One thing I love about this plugin is that you can customize the message that displays beside the checkbox as well as the alert messages when someone doesn’t check the box. Below you can see how I added a little flair to customize all the messages.
WP Ban
Another spam-fighting plugin I keep around is WP Ban, which comes in handy if your spam perpetrators are coming from the same IP address or a range of IP addresses. With this plugin, you can ban those addresses so the spammers get a customizable message when they try to access your site. This plugin is best to use when you see multiple spam message coming from the same IP addresses, not for entering every single IP address for every single spam message.
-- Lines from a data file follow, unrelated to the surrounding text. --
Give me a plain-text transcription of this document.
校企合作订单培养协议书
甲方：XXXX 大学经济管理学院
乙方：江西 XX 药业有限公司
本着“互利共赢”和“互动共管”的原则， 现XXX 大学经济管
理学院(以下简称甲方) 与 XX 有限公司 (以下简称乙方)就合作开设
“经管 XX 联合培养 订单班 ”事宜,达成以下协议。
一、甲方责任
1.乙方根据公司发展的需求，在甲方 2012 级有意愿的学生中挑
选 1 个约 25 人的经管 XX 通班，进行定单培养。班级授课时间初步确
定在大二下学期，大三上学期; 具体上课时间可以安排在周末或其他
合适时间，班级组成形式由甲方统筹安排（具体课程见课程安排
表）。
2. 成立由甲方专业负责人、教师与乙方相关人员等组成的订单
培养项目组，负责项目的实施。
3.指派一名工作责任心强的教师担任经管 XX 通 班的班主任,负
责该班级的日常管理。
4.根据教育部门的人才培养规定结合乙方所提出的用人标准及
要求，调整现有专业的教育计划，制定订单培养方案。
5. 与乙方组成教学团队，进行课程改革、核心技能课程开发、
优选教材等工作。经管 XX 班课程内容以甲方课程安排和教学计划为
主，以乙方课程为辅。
If you ‘re wondering how to find the IP addresses to ban, go to your Comments section of WP Admin. On the page that displays your comments, the Author column not only shows the commenters name and URL, it also shows their IP address. Notice that the second and third comment below share the same IP address. That’s one I would ban.
How do you ban the IP address? Once you install the plugin, visit the settings by going to Settings > Ban from your dashboard. Enter any lame, spammy IP address in that first field, then save your settings. Use caution when using the wildcard functionality that bans IP addresses that start with the same numbers. I’ve accidentally banned legitimate people that way so I just avoid wildcards just to be safe!
To ban a range, enter the IP address range in the second field.
If you want more details on how to use this plugin, Gigi from Kludgy Mom has a great WP Ban tutorial.
Do you get a lot of spam on your blog?